My baby comes from 1961 and is therefore is not only relatively guilt free to use but also impossible since no one is around to develop the film and create a stereo-scopic reel.

For the most part …

This wouldn’t be a proper quest if there weren’t tests, allies and enemies (amirite Joe Campbell or what?!). So to use this little guy I had to load 16mm film neg into one of its tinny little rolls, shoot, then develop the film in a film lab in NYC (which was comical because the guy asked “how many feet of film are you developing and I said 1 and he laughed) then I had to cut out the individual frames and repurpose them on another stereoscopic disc that came with the camera, which required a certain amount of patience and adderall to get the job done. I’m going to say now that this has been, by far, the most work I’ve done to see a picture of my green juice in 3D.

Was it worth it?! Of course not. It took hours and the effect was lackluster, mainly because it was black and white film because that’s what I had, sorry and I was getting the jitters from all the adderall I took because I ran out of vodka and the damn liquor store thinks it’s a GREAT idea to be closed on a Sunday after 8 WHO ARE THESE PEOPLE. I have to give it up to Charlie over at The B-Roll for putting together this sweet DYI of how he made a viewfinder that looked way better than mine, in fact, I’m just going to use his images because no one needs to see the car-wreck that is my work.
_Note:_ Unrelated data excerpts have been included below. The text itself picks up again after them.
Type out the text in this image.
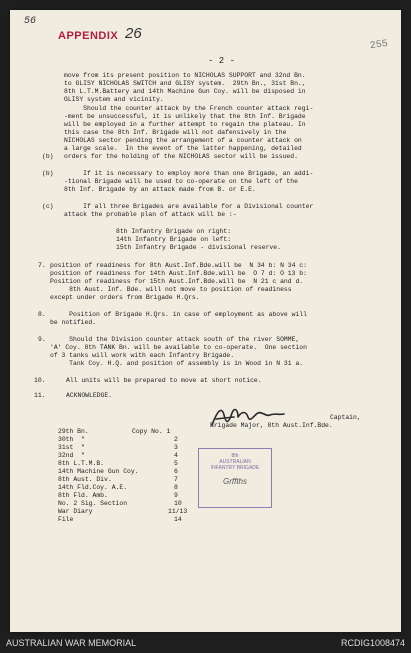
56
APPENDIX 26
255
- 2 -
move from its present position to NICHOLAS SUPPORT and 32nd Bn.
to GLISY NICHOLAS SWITCH and GLISY system.  29th Bn., 31st Bn.,
8th L.T.M.Battery and 14th Machine Gun Coy. will be disposed in
GLISY system and vicinity.
Should the counter attack by the French counter attack regi-
-ment be unsuccessful, it is unlikely that the 8th Inf. Brigade
will be employed in a further attempt to regain the plateau. In
this case the 8th Inf. Brigade will not dafensively in the
NICHOLAS sector pending the arrangement of a counter attack on
a large scale.  In the event of the latter happening, detailed
(b) orders for the holding of the NICHOLAS sector will be issued.
(b) If it is necessary to employ more than one Brigade, an addi-
-tional Brigade will be used to co-operate on the left of the
8th Inf. Brigade by an attack made from B. or E.E.
(c) If all three Brigades are available for a Divisional counter
attack the probable plan of attack will be :-
8th Infantry Brigade on right:
14th Infantry Brigade on left:
15th Infantry Brigade - divisional reserve.
7. position of readiness for 8th Aust.Inf.Bde.will be  N 34 b: N 34 c:
position of readiness for 14th Aust.Inf.Bde.will be  O 7 d: O 13 b:
Position of readiness for 15th Aust.Inf.Bde.will be  N 21 c and d.
8th Aust. Inf. Bde. will not move to position of readiness
except under orders from Brigade H.Qrs.
8. Position of Brigade H.Qrs. in case of employment as above will
be notified.
9. Should the Division counter attack south of the river SOMME,
'A' Coy. 8th TANK Bn. will be available to co-operate.  One section
of 3 tanks will work with each Infantry Brigade.
Tank Coy. H.Q. and position of assembly is in Wood in N 31 a.
10.	All units will be prepared to move at short notice.
11.	ACKNOWLEDGE.
Captain,
Brigade Major, 8th Aust.Inf.Bde.
29th Bn.	Copy No. 1
30th  "	2
31st  "	3
32nd  "	4
8th L.T.M.B.	5
14th Machine Gun Coy.	6
8th Aust. Div.	7
14th Fld.Coy. A.E.	8
8th Fld. Amb.	9
No. 2 Sig. Section	10
War Diary	11/13
File	14
8th
AUSTRALIAN
INFANTRY BRIGADE
Grffths
AUSTRALIAN WAR MEMORIAL	RCDIG1008474
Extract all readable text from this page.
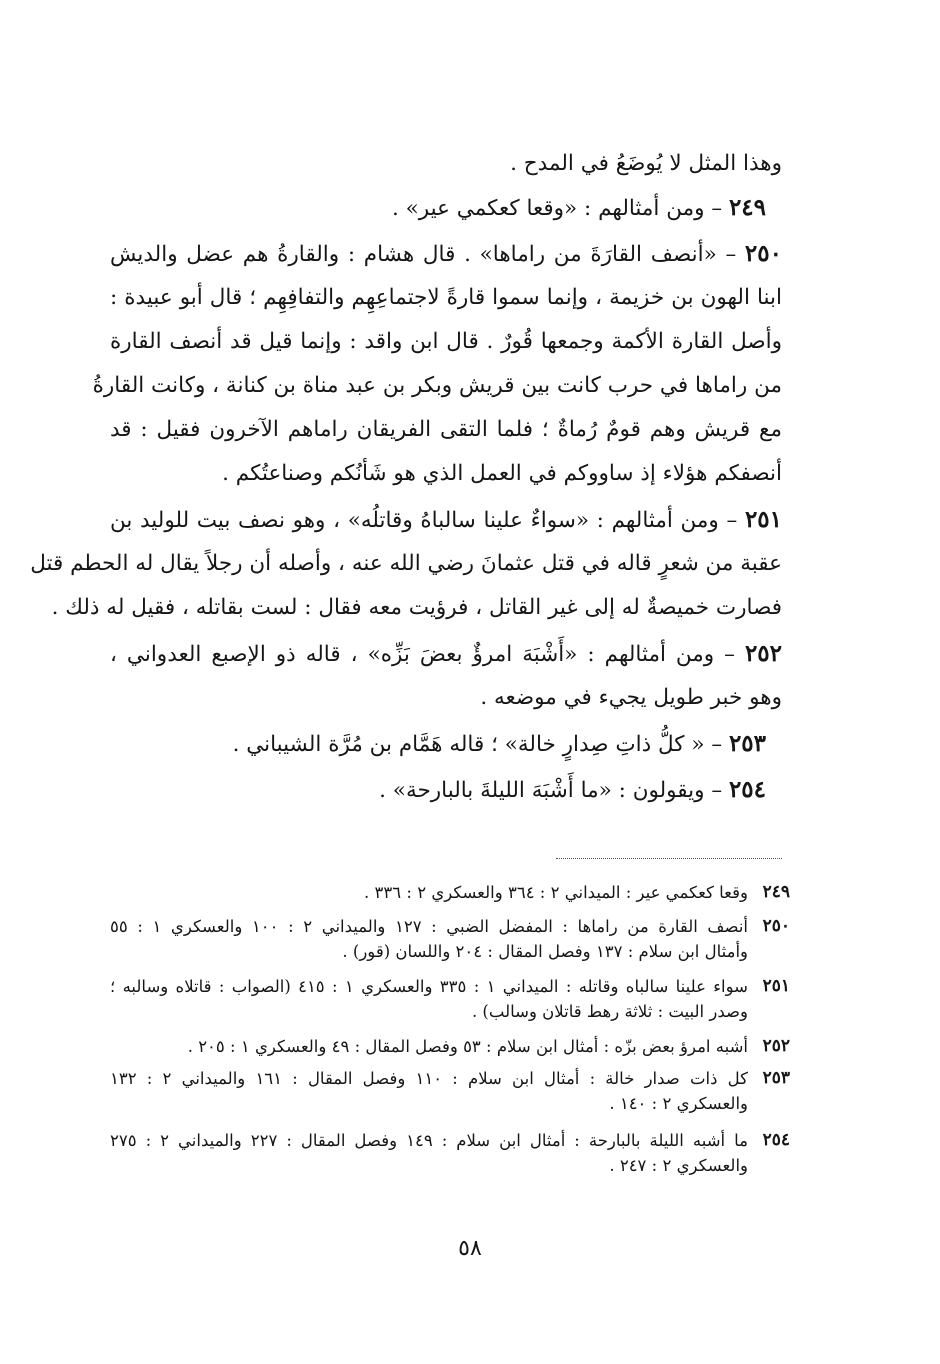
وهذا المثل لا يُوضَعُ في المدح .
٢٤٩ – ومن أمثالهم : «وقعا كعكمي عير» .
٢٥٠ – «أنصف القارَةَ من راماها» . قال هشام : والقارةُ هم عضل والديش
ابنا الهون بن خزيمة ، وإنما سموا قارةً لاجتماعِهِم والتفافِهِم ؛ قال أبو عبيدة :
وأصل القارة الأكمة وجمعها قُورٌ . قال ابن واقد : وإنما قيل قد أنصف القارة
من راماها في حرب كانت بين قريش وبكر بن عبد مناة بن كنانة ، وكانت القارةُ
مع قريش وهم قومٌ رُماةٌ ؛ فلما التقى الفريقان راماهم الآخرون فقيل : قد
أنصفكم هؤلاء إذ ساووكم في العمل الذي هو شَأنُكم وصناعتُكم .
٢٥١ – ومن أمثالهم : «سواءٌ علينا سالباهُ وقاتلُه» ، وهو نصف بيت للوليد بن
عقبة من شعرٍ قاله في قتل عثمانَ رضي الله عنه ، وأصله أن رجلاً يقال له الحطم قتل
فصارت خميصةٌ له إلى غير القاتل ، فرؤيت معه فقال : لست بقاتله ، فقيل له ذلك .
٢٥٢ – ومن أمثالهم : «أَشْبَهَ امرؤٌ بعضَ بَزِّه» ، قاله ذو الإصبع العدواني ،
وهو خبر طويل يجيء في موضعه .
٢٥٣ – « كلُّ ذاتِ صِدارٍ خالة» ؛ قاله هَمَّام بن مُرَّة الشيباني .
٢٥٤ – ويقولون : «ما أَشْبَهَ الليلةَ بالبارحة» .
٢٤٩
وقعا كعكمي عير : الميداني ٢ : ٣٦٤ والعسكري ٢ : ٣٣٦ .
٢٥٠
أنصف القارة من راماها : المفضل الضبي : ١٢٧ والميداني ٢ : ١٠٠ والعسكري ١ : ٥٥
وأمثال ابن سلام : ١٣٧ وفصل المقال : ٢٠٤ واللسان (قور) .
٢٥١
سواء علينا سالباه وقاتله : الميداني ١ : ٣٣٥ والعسكري ١ : ٤١٥ (الصواب : قاتلاه وسالبه ؛
وصدر البيت : ثلاثة رهط قاتلان وسالب) .
٢٥٢
أشبه امرؤ بعض بزّه : أمثال ابن سلام : ٥٣ وفصل المقال : ٤٩ والعسكري ١ : ٢٠٥ .
٢٥٣
كل ذات صدار خالة : أمثال ابن سلام : ١١٠ وفصل المقال : ١٦١ والميداني ٢ : ١٣٢
والعسكري ٢ : ١٤٠ .
٢٥٤
ما أشبه الليلة بالبارحة : أمثال ابن سلام : ١٤٩ وفصل المقال : ٢٢٧ والميداني ٢ : ٢٧٥
والعسكري ٢ : ٢٤٧ .
٥٨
Despite spending several days and hundreds of dollars on this complete waste of time (I accept donations through my OnlyFans page) I will say that it was mildly interesting for a minute as I was transported back in time to 1961 when home stereoscopic images were cutting edge technology coming out of Czechoslovakia. Then a minute later I put on my Oculus Quest and watched porn so real I felt guilty taking the headset off without saying I’d call.

I mean … what the hell is this? A quadpod? Just because you got two lenses do you really need an extra leg guys? C’mon.


*For legal reasons I am advised to mention that by “kids” I mean “other camera’s in my collection” and by “burn in a schoolbus accident” I mean “are destroyed or otherwise removed from my ownership”.